Almodovar, però, “sbaglia” in tutta la parte finale, e precisamente nel disconoscere le stesse regole del genere da lui prediletto. Il melodramma, in soldoni gli abbracci spezzati(ma belli grandi, sia chiaro), può essere suddiviso tra “melodramma fatale” e “melodramma tragico”: nel primo caso, è il destino, elemento esterno ai personaggi, che impedisce la felicità dei protagonisti. Nel secondo, è l’intreccio tra i personaggi che determina la sciagura, sono le loro precise scelte che conducono la catena narrativa verso un drammatico finale. In “Gli abbracci spezzati” Almodovar allestisce un cristallino “melodramma tragico”, dove le scelte dei tre protagonisti (tradimento, conflitto, vendetta) danno il via al dramma, ma poi sceglie un’infelice, stonata e affrettata risoluzione da “melodramma fatale”. La più facile di tutte: un incidente d’auto, che non scaturisce da responsabilità dei personaggi. Almodovar non è “impazzito”, è un divoratore di cinema classico e conosce bene i materiali coi quali lavora. Purtroppo stavolta la spinta alla riflessione metanarrativa gli ha giocato un brutto scherzo. Perché l’incidente non è lì per caso; oltre a essere una pura citazione (“Il disprezzo”) gli serve da occasione per sviluppare in tutta la parte finale (la meno riuscita) una riflessione su responsabilità ed espiazione. Il protagonista, sul finale, ha bisogno di dare un nome all’incidente, di identificarne la causa, di trovare un volto a cui attribuire il proprio dolore e senso di colpa. Stesso processo a cui va incontro il personaggio di Judith, che, con improvviso squilibrio narrativo, si delinea protagonista dello scioglimento. Tutti pronti, nell’ultima mezz’ora, a snocciolare con pedanteria e un certo didascalismo dolori e responsabilità del vivere e del fare cinema, che per Almodovar, si sa, coincidono.

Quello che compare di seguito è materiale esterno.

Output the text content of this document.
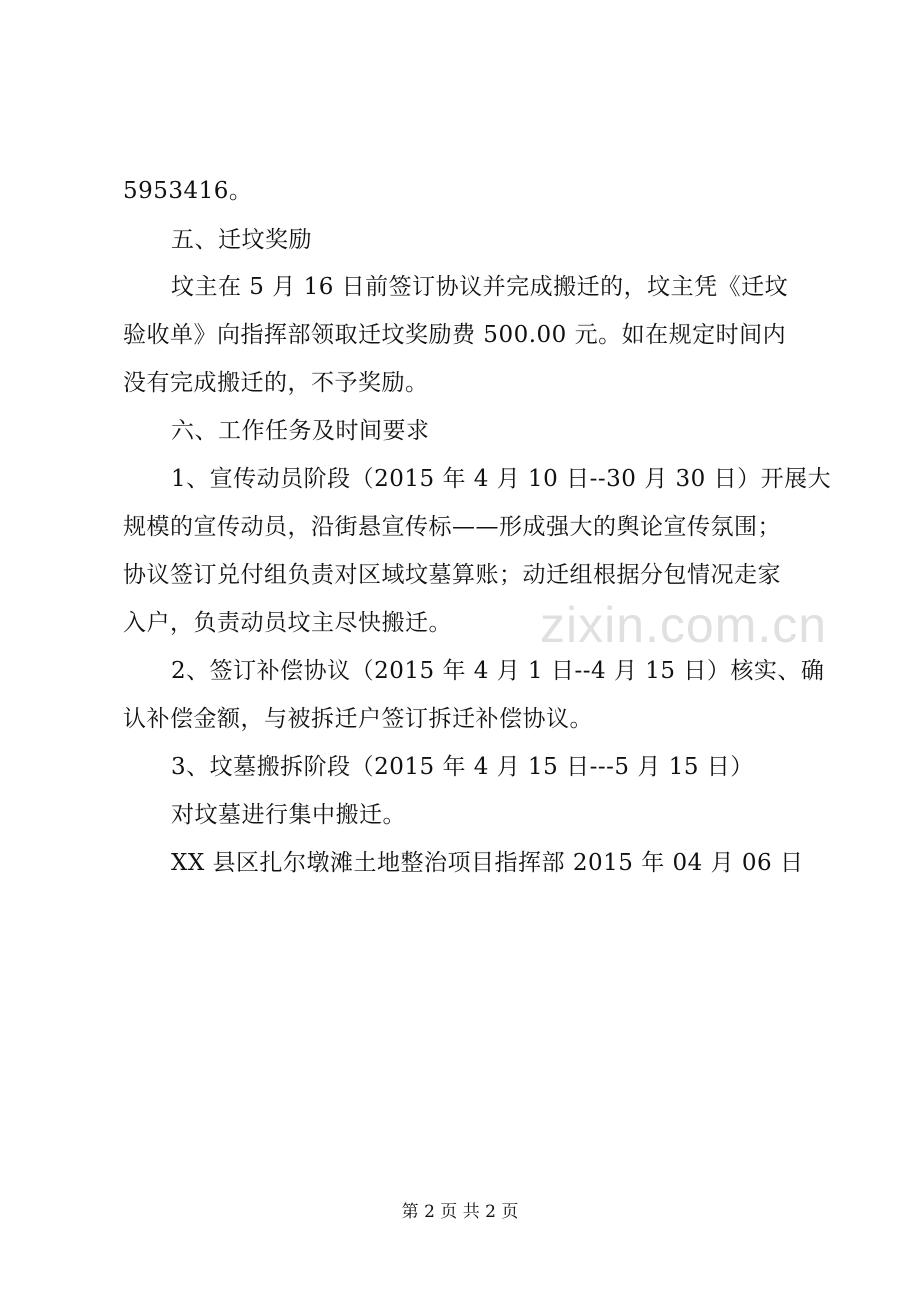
5953416。
五、迁坟奖励
坟主在 5 月 16 日前签订协议并完成搬迁的，坟主凭《迁坟
验收单》向指挥部领取迁坟奖励费 500.00 元。如在规定时间内
没有完成搬迁的，不予奖励。
六、工作任务及时间要求
1、宣传动员阶段（2015 年 4 月 10 日--30 月 30 日）开展大
规模的宣传动员，沿街悬宣传标——形成强大的舆论宣传氛围；
协议签订兑付组负责对区域坟墓算账；动迁组根据分包情况走家
入户，负责动员坟主尽快搬迁。
2、签订补偿协议（2015 年 4 月 1 日--4 月 15 日）核实、确
认补偿金额，与被拆迁户签订拆迁补偿协议。
3、坟墓搬拆阶段（2015 年 4 月 15 日---5 月 15 日）
对坟墓进行集中搬迁。
XX 县区扎尔墩滩土地整治项目指挥部 2015 年 04 月 06 日
zixin.com.cn
第 2 页 共 2 页
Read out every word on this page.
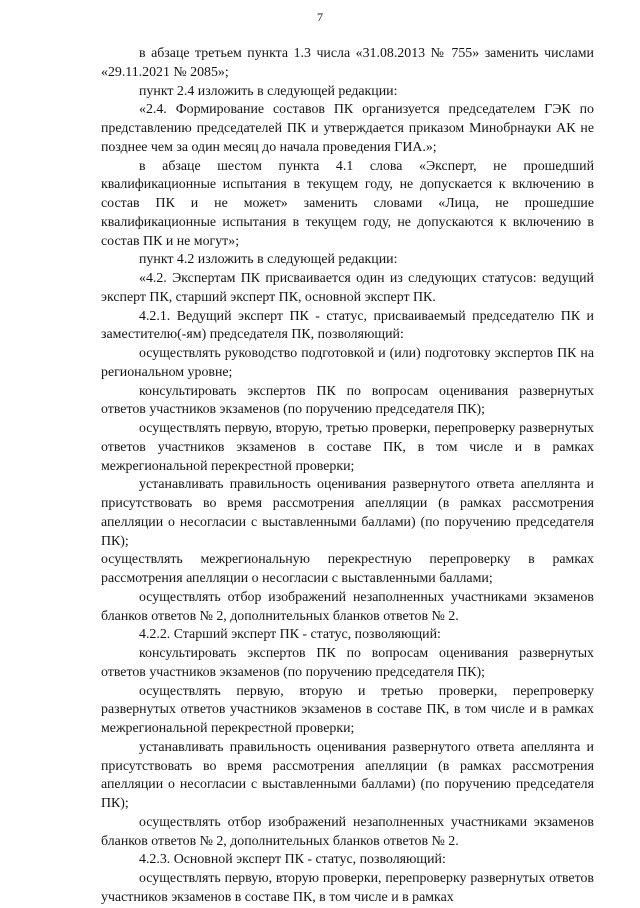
7

в абзаце третьем пункта 1.3 числа «31.08.2013 № 755» заменить числами «29.11.2021 № 2085»;

пункт 2.4 изложить в следующей редакции:

«2.4. Формирование составов ПК организуется председателем ГЭК по представлению председателей ПК и утверждается приказом Минобрнауки АК не позднее чем за один месяц до начала проведения ГИА.»;

в абзаце шестом пункта 4.1 слова «Эксперт, не прошедший квалификационные испытания в текущем году, не допускается к включению в состав ПК и не может» заменить словами «Лица, не прошедшие квалификационные испытания в текущем году, не допускаются к включению в состав ПК и не могут»;

пункт 4.2 изложить в следующей редакции:

«4.2. Экспертам ПК присваивается один из следующих статусов: ведущий эксперт ПК, старший эксперт ПК, основной эксперт ПК.

4.2.1. Ведущий эксперт ПК - статус, присваиваемый председателю ПК и заместителю(-ям) председателя ПК, позволяющий:

осуществлять руководство подготовкой и (или) подготовку экспертов ПК на региональном уровне;

консультировать экспертов ПК по вопросам оценивания развернутых ответов участников экзаменов (по поручению председателя ПК);

осуществлять первую, вторую, третью проверки, перепроверку развернутых ответов участников экзаменов в составе ПК, в том числе и в рамках межрегиональной перекрестной проверки;

устанавливать правильность оценивания развернутого ответа апеллянта и присутствовать во время рассмотрения апелляции (в рамках рассмотрения апелляции о несогласии с выставленными баллами) (по поручению председателя ПК);

осуществлять межрегиональную перекрестную перепроверку в рамках рассмотрения апелляции о несогласии с выставленными баллами;

осуществлять отбор изображений незаполненных участниками экзаменов бланков ответов № 2, дополнительных бланков ответов № 2.

4.2.2. Старший эксперт ПК - статус, позволяющий:

консультировать экспертов ПК по вопросам оценивания развернутых ответов участников экзаменов (по поручению председателя ПК);

осуществлять первую, вторую и третью проверки, перепроверку развернутых ответов участников экзаменов в составе ПК, в том числе и в рамках межрегиональной перекрестной проверки;

устанавливать правильность оценивания развернутого ответа апеллянта и присутствовать во время рассмотрения апелляции (в рамках рассмотрения апелляции о несогласии с выставленными баллами) (по поручению председателя ПК);

осуществлять отбор изображений незаполненных участниками экзаменов бланков ответов № 2, дополнительных бланков ответов № 2.

4.2.3. Основной эксперт ПК - статус, позволяющий:

осуществлять первую, вторую проверки, перепроверку развернутых ответов участников экзаменов в составе ПК, в том числе и в рамках
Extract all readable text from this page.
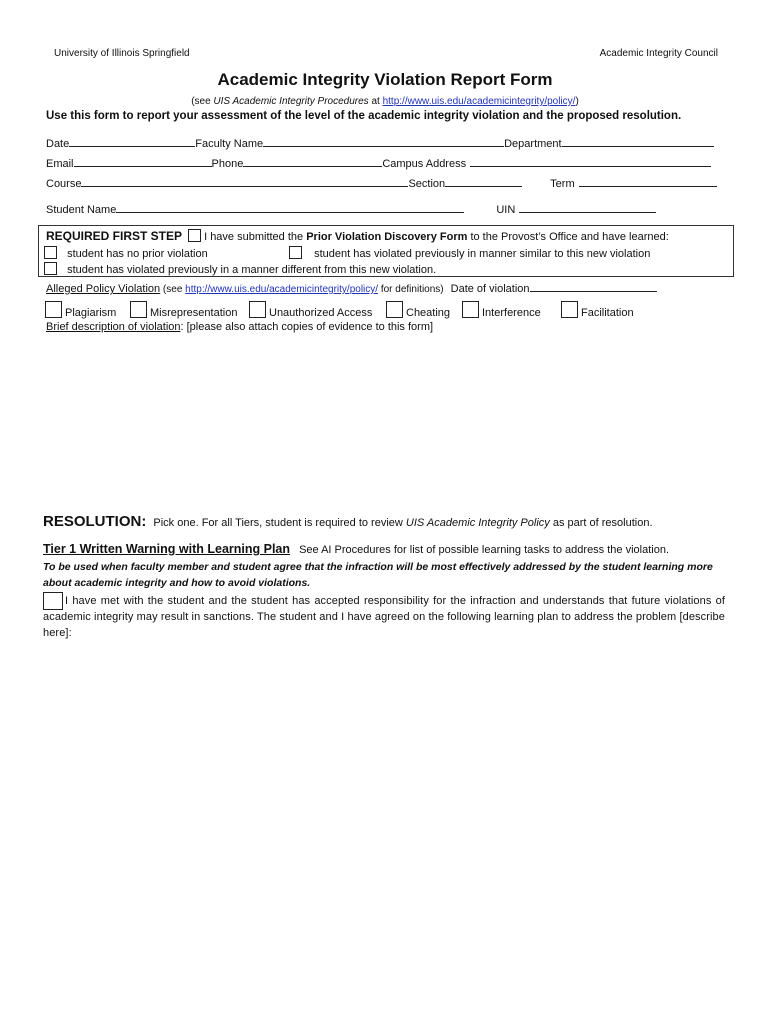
University of Illinois Springfield	Academic Integrity Council
Academic Integrity Violation Report Form
(see UIS Academic Integrity Procedures at http://www.uis.edu/academicintegrity/policy/)
Use this form to report your assessment of the level of the academic integrity violation and the proposed resolution.
Date	Faculty Name	Department
Email	Phone	Campus Address
Course	Section	Term
Student Name	UIN
REQUIRED FIRST STEP I have submitted the Prior Violation Discovery Form to the Provost’s Office and have learned:
student has no prior violation	student has violated previously in manner similar to this new violation
student has violated previously in a manner different from this new violation.
Alleged Policy Violation (see http://www.uis.edu/academicintegrity/policy/ for definitions) Date of violation
Plagiarism	Misrepresentation	Unauthorized Access	Cheating	Interference	Facilitation
Brief description of violation: [please also attach copies of evidence to this form]
RESOLUTION: Pick one. For all Tiers, student is required to review UIS Academic Integrity Policy as part of resolution.
Tier 1 Written Warning with Learning Plan See AI Procedures for list of possible learning tasks to address the violation.
To be used when faculty member and student agree that the infraction will be most effectively addressed by the student learning more about academic integrity and how to avoid violations.
I have met with the student and the student has accepted responsibility for the infraction and understands that future violations of academic integrity may result in sanctions. The student and I have agreed on the following learning plan to address the problem [describe here]:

Almodovar è un generoso, e il suo cinema, ogni volta, trabocca. Ma, a differenza di altre sue opere in cui ricerca metalinguistica e piacere filmico si compenetravano, ed era la stessa narrazione a recare in sé la propria autoriflessione, stavolta le due componenti marciano ognuna per conto proprio, producono interferenze, s’infastidiscono, e il gioco vien fuori con troppa evidenza. Grande entusiasmo come sempre, ma scarso equilibrio.